Did this mean that his thinking was too advanced-- or too solipsistic to understand? This is what I am grappling with right now.

Pablo Yeah, he wrote the Tractatus, published it and then said it was wrong! You just have to love it! Well, what he actually said was that the book was like a clock that gave you the wrong time. I still think it's a very profound book.

Joseph Schrock I read at least 2 of Wittgenstein's books, but I got the impression that what is referred to as "the later Wittgenstein" was a time in his life when he renounced the worldview such that there's an objectively existing world that we can describe (somewhat) linguistically, but that now he came to think that reality is more-or-less an illusion. The Tractatus did a better job of describing reality than did his later (liberalized, relativized) views of reality. So I think.
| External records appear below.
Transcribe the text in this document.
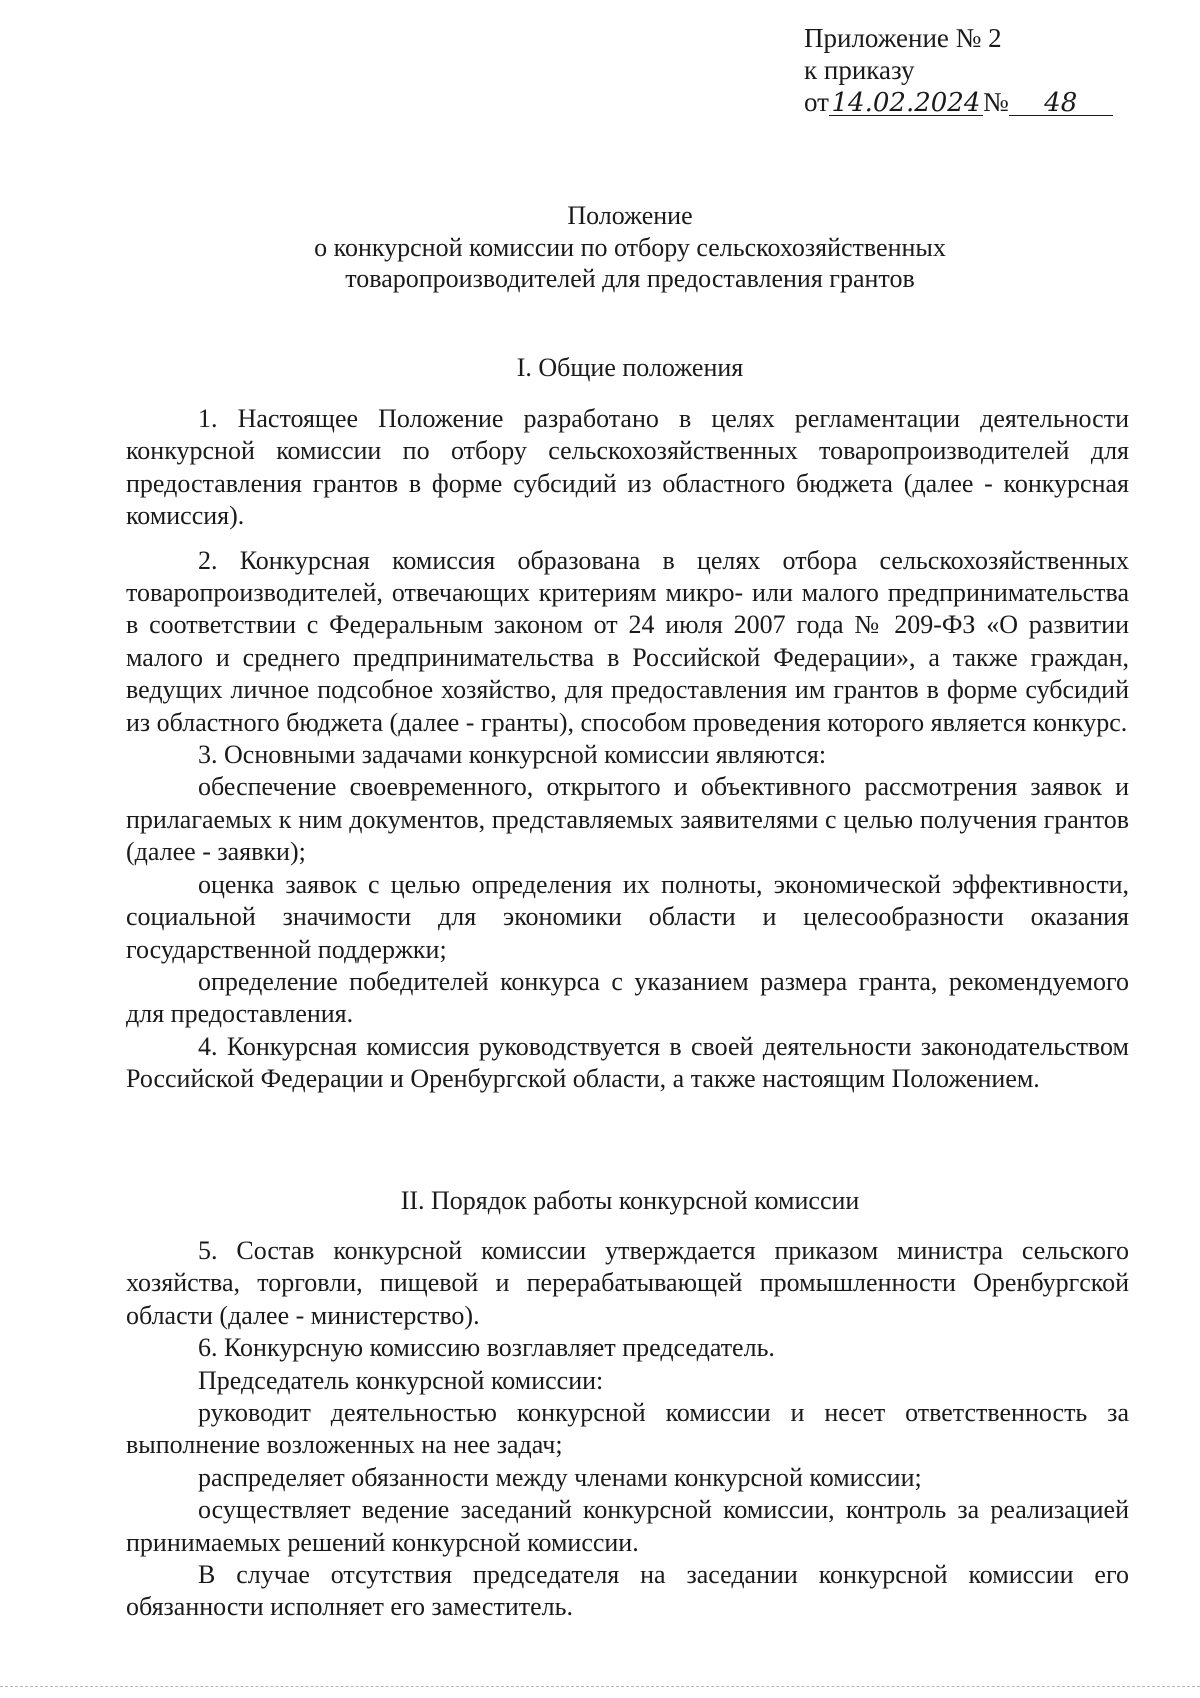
Приложение № 2
к приказу
от14.02.2024№ 48
Положение
о конкурсной комиссии по отбору сельскохозяйственных
товаропроизводителей для предоставления грантов
I. Общие положения

1. Настоящее Положение разработано в целях регламентации деятельности конкурсной комиссии по отбору сельскохозяйственных товаропроизводителей для предоставления грантов в форме субсидий из областного бюджета (далее - конкурсная комиссия).

2. Конкурсная комиссия образована в целях отбора сельскохозяйственных товаропроизводителей, отвечающих критериям микро- или малого предпринимательства в соответствии с Федеральным законом от 24 июля 2007 года № 209-ФЗ «О развитии малого и среднего предпринимательства в Российской Федерации», а также граждан, ведущих личное подсобное хозяйство, для предоставления им грантов в форме субсидий из областного бюджета (далее - гранты), способом проведения которого является конкурс.

3. Основными задачами конкурсной комиссии являются:

обеспечение своевременного, открытого и объективного рассмотрения заявок и прилагаемых к ним документов, представляемых заявителями с целью получения грантов (далее - заявки);

оценка заявок с целью определения их полноты, экономической эффективности, социальной значимости для экономики области и целесообразности оказания государственной поддержки;

определение победителей конкурса с указанием размера гранта, рекомендуемого для предоставления.

4. Конкурсная комиссия руководствуется в своей деятельности законодательством Российской Федерации и Оренбургской области, а также настоящим Положением.

II. Порядок работы конкурсной комиссии

5. Состав конкурсной комиссии утверждается приказом министра сельского хозяйства, торговли, пищевой и перерабатывающей промышленности Оренбургской области (далее - министерство).

6. Конкурсную комиссию возглавляет председатель.

Председатель конкурсной комиссии:

руководит деятельностью конкурсной комиссии и несет ответственность за выполнение возложенных на нее задач;

распределяет обязанности между членами конкурсной комиссии;

осуществляет ведение заседаний конкурсной комиссии, контроль за реализацией принимаемых решений конкурсной комиссии.

В случае отсутствия председателя на заседании конкурсной комиссии его обязанности исполняет его заместитель.
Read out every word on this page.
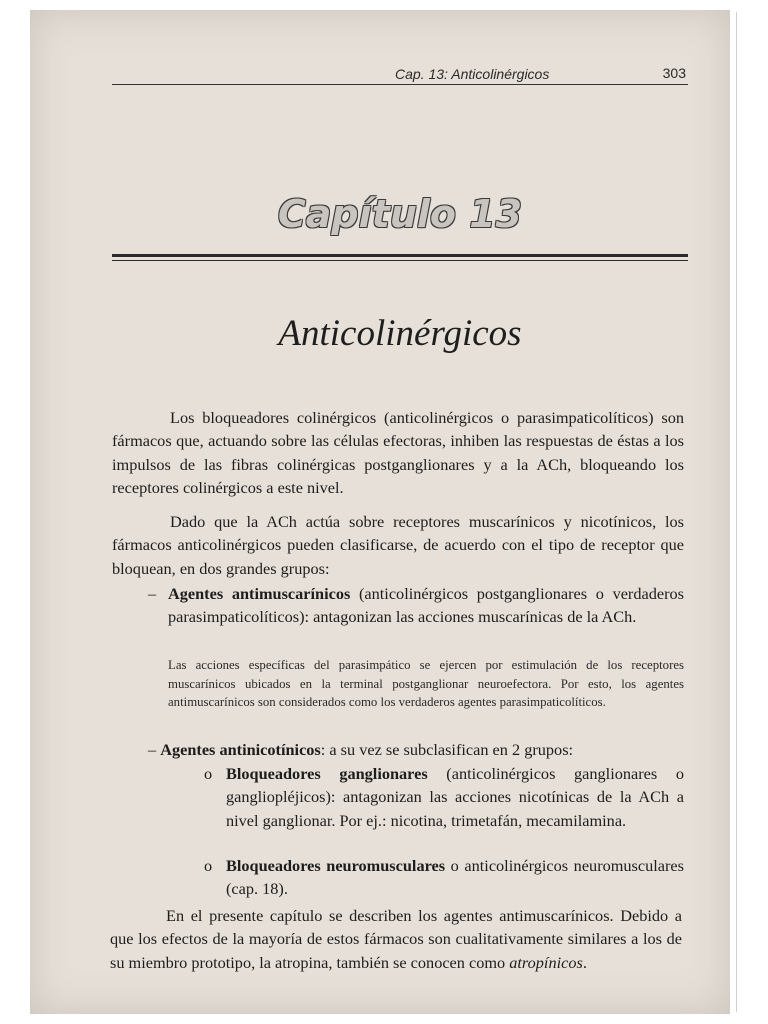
Cap. 13: Anticolinérgicos	303
Capítulo 13
Anticolinérgicos
Los bloqueadores colinérgicos (anticolinérgicos o parasimpaticolíticos) son fármacos que, actuando sobre las células efectoras, inhiben las respuestas de éstas a los impulsos de las fibras colinérgicas postganglionares y a la ACh, bloqueando los receptores colinérgicos a este nivel.
Dado que la ACh actúa sobre receptores muscarínicos y nicotínicos, los fármacos anticolinérgicos pueden clasificarse, de acuerdo con el tipo de receptor que bloquean, en dos grandes grupos:
– Agentes antimuscarínicos (anticolinérgicos postganglionares o verdaderos parasimpaticolíticos): antagonizan las acciones muscarínicas de la ACh.
Las acciones específicas del parasimpático se ejercen por estimulación de los receptores muscarínicos ubicados en la terminal postganglionar neuroefectora. Por esto, los agentes antimuscarínicos son considerados como los verdaderos agentes parasimpaticolíticos.
– Agentes antinicotínicos: a su vez se subclasifican en 2 grupos:
o Bloqueadores ganglionares (anticolinérgicos ganglionares o gangliopléjicos): antagonizan las acciones nicotínicas de la ACh a nivel ganglionar. Por ej.: nicotina, trimetafán, mecamilamina.
o Bloqueadores neuromusculares o anticolinérgicos neuromusculares (cap. 18).
En el presente capítulo se describen los agentes antimuscarínicos. Debido a que los efectos de la mayoría de estos fármacos son cualitativamente similares a los de su miembro prototipo, la atropina, también se conocen como atropínicos.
Michael James Wittgenstein's earlier thought was based on the assumption that the world is a totality of facts and was an expression of the spirit of the time which would later manifest itself in the logical positivist movement which Wittgenstein continually rebuked for this assumption and for not knowing what Philosophy is. On one occasion he was invited to one of their meetings and read poetry to them as a demonstration of the scope of Philosophy. I was studying Philosophy in England when his later work was creating a minor revolution in the world of Education. My recently published book "The World Explored, the World suffered: The Exeter Lectures" is written in the spirit of that revolution which thankfully contributed to the collapse of the assumption of the world is the totality of facts and brought the philosophy of Aristotle and Kant back into focus after their temporary eclipse by a scientific view of philosophy.